Please note that if you compiled h2o with OpenSSL 1.1.0 ~ 1.1.0f, session resumption with external cache store would fail due to bug of OpenSSL.

cache-memcached-num-threads:

defines the maximum number of threads used for communicating with the memcached server. Default is 1.

cache-memcached-prefix:

for the memcached store specifies the key prefix used to store the secrets on memcached. Default is h2o:ssl-session-cache:.

Attributes for Ticket-based Resumption

Ticket-based session resumption uses master secret(s) to encrypt the keys used for encrypting the data transmitted over TLS connections.

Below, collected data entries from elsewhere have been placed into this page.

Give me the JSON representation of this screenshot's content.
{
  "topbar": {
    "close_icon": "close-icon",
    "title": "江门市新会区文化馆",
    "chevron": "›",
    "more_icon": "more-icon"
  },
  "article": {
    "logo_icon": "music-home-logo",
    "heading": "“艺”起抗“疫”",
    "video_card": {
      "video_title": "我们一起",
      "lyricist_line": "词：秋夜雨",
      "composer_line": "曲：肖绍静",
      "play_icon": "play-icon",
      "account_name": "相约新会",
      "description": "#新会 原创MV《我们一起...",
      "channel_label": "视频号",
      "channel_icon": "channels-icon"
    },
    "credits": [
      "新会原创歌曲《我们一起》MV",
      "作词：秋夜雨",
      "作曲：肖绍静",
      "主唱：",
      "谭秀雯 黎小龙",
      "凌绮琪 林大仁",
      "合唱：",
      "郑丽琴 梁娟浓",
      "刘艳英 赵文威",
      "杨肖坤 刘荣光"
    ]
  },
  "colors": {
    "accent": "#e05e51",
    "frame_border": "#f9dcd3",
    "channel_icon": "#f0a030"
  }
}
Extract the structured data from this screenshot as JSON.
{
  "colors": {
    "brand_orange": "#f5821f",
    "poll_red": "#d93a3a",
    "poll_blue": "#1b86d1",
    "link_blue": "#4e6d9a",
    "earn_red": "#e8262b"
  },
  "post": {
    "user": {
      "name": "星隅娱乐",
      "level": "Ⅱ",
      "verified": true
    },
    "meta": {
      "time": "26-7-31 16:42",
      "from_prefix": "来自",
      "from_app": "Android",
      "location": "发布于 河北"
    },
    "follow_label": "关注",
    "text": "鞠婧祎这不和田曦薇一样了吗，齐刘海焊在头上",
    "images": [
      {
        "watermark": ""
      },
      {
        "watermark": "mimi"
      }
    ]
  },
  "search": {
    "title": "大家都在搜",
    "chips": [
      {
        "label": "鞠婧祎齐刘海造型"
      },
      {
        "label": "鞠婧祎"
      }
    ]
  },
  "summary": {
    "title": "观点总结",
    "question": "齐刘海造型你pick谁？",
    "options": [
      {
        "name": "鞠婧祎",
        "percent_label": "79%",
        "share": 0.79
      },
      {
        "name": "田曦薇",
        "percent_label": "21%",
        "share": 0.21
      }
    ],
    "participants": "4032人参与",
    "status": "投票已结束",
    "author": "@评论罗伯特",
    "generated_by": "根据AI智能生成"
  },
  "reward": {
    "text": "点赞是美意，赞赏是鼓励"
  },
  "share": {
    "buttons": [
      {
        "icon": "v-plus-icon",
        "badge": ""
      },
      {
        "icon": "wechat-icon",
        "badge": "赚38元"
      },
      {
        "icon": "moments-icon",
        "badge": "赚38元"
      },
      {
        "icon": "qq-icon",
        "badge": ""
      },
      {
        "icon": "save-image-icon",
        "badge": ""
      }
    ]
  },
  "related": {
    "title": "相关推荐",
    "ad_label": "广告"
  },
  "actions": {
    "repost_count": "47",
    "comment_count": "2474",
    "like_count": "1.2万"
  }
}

To achieve forward-secrecy (i.e. protect past communications from being decrypted in case a master secret gets obtained by a third party), it is essential to periodically change the secret and remove the old ones.

Among the three types of stores supported for ticket-based session resumption, the internal store and memcached store implement automatic roll-over of the secrets. A new master secret is created every 1/4 of the session lifetime (defined by the lifetime attribute), and they expire (and gets removed) after 5/4 of the session lifetime elapse.

For the file store, it is the responsibility of the web-site administrator to periodically update the secrets. H2O monitors the file and reloads the secrets when the file is altered.

Following attributes are recognized if the ticket-based resumption is enabled.

ticket-store:: defines where the secrets for ticket-based resumption should be / is stored, must be one of: internal, file, memcached. Default is internal.
ticket-cipher:: for stores that implement automatic roll-over, specifies the cipher used for encrypting the tickets. The value must be one recognizable by EVP_get_cipherbyname. Default is aes-256-cbc.
ticket-hash:: for stores that implement automatic roll-over, specifies the cipher used for digitally-signing the tickets. The value must be one recognizable by EVP_get_digestbyname. Default is sha-256.
ticket-file:: for the file store specifies the file in which the secrets are stored
ticket-memcached-key:: for the memcached store specifies the key used to store the secrets on memcached. Default is h2o:ssl-session-ticket.

Other Attributes

Following attributes are common to cache-based and ticket-based session resumption.

lifetime:: defines the lifetime of a TLS session; when it expires the session cache entry is purged, and establishing a new connection will require a full TLS handshake. Default value is 3600 (in seconds).
memcached:: specifies the location of memcached used by the memcached stores. The value must be a mapping with host attribute specifying the address of the memcached server, and optionally a port attribute specifying the port number (default is 11211). By default, the memcached client uses the BINARY protocol. Users can opt-in to using the legacy ASCII protocol by adding a protocol attribute set to ASCII.